The groans of the wounded, mingled with the roaring and growling of the great beasts which the noise and firelight had attracted, kept sleep, except in its most fitful form, from the tired eyes. It was a sad and hungry party that lay through the long night praying for dawn.
The blacks who had seized D'Arnot had not waited to participate in the fight which followed, but instead had dragged their prisoner a little way through the jungle and then struck the trail further on beyond the scene of the fighting in which their fellows were engaged.
They hurried him along, the sounds of battle growing fainter and fainter as they drew away from the contestants until there suddenly broke upon D'Arnot's vision a good-sized clearing at one end of which stood a thatched and palisaded village.
It was now dusk, but the watchers at the gate saw the approaching trio and distinguished one as a prisoner ere they reached the portals.
A cry went up within the palisade. A great throng of women and children rushed out to meet the party.

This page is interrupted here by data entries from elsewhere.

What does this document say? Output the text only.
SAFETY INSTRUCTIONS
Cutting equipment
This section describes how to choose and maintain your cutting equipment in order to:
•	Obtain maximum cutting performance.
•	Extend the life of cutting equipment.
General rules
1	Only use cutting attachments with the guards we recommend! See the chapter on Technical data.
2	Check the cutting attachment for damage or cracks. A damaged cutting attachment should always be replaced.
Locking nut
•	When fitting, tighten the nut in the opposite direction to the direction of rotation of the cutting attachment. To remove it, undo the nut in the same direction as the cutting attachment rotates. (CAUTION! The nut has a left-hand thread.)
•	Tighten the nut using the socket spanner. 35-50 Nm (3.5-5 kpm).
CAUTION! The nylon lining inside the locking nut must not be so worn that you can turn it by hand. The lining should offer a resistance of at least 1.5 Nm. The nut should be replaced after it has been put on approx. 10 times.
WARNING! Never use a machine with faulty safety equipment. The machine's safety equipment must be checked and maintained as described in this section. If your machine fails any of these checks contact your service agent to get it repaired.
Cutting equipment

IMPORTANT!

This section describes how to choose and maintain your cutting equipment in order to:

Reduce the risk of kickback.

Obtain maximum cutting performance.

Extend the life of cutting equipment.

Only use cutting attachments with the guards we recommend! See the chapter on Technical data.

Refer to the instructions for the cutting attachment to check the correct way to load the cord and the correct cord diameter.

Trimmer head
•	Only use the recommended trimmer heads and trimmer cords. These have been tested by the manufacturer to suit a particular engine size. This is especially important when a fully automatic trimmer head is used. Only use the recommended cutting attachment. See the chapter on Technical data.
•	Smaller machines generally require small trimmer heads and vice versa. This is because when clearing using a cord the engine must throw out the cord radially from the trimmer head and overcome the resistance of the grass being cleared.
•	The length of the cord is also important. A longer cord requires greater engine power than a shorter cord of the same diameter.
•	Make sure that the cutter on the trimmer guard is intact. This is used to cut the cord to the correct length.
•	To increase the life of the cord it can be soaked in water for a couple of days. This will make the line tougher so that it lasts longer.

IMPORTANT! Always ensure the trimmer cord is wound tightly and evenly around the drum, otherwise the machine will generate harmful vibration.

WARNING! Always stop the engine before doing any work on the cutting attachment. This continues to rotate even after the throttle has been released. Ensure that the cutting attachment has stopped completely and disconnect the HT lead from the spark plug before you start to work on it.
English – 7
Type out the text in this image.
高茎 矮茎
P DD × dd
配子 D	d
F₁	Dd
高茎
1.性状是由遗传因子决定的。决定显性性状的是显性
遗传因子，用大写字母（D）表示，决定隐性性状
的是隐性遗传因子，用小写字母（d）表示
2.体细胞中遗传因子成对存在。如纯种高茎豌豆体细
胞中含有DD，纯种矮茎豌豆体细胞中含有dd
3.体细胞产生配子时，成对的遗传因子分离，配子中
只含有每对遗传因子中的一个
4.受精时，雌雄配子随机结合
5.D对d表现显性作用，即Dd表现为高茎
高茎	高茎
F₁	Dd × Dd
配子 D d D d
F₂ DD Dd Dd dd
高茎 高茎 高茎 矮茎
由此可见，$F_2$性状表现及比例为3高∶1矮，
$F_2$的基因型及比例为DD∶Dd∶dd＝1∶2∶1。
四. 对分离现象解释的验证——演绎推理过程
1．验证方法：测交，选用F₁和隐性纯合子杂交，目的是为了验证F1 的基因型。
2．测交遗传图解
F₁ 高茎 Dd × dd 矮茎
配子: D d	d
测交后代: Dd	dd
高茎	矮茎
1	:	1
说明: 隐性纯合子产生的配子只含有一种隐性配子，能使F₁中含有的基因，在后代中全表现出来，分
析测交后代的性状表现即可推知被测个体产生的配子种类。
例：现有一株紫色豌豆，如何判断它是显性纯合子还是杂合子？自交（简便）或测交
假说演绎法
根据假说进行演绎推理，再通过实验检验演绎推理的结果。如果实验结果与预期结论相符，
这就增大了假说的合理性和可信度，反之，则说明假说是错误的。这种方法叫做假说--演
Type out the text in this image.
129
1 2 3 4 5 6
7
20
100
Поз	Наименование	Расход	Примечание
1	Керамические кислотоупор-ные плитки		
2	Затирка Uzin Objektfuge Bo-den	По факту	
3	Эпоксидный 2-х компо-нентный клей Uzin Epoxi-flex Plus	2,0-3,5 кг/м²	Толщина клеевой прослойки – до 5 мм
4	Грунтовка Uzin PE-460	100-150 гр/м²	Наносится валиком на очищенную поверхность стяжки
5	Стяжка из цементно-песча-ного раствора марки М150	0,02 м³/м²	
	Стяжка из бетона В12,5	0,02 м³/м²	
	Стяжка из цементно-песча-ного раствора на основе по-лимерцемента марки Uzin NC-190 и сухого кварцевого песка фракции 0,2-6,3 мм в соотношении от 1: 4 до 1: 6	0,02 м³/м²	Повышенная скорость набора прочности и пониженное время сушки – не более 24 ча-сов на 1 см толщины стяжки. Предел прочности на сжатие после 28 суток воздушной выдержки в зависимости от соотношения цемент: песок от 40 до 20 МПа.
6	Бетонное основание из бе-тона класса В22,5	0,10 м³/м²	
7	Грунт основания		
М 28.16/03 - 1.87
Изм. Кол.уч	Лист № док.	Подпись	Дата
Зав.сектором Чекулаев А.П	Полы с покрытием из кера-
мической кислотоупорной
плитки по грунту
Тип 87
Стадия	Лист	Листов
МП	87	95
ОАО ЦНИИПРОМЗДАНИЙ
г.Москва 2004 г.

And then began for the French officer the most terrifying experience which man can encounter upon earth--the reception of a white prisoner into a village of African cannibals.
To add to the fiendishness of their cruel savagery was the poignant memory of still crueler barbarities practiced upon them and theirs by the white officers of that arch hypocrite, Leopold II of Belgium, because of whose atrocities they had fled the Congo Free State--a pitiful remnant of what once had been a mighty tribe.
They fell upon D'Arnot tooth and nail, beating him with sticks and stones and tearing at him with claw-like hands. Every vestige of clothing was torn from him, and the merciless blows fell upon his bare and quivering flesh. But not once did the Frenchman cry out in pain. He breathed a silent prayer that he be quickly delivered from his torture.
But the death he prayed for was not to be so easily had. Soon the warriors beat the women away from their prisoner. He was to be saved for nobler sport than this, and the first wave of their passion having subsided they contented themselves with crying out taunts and insults and spitting upon him.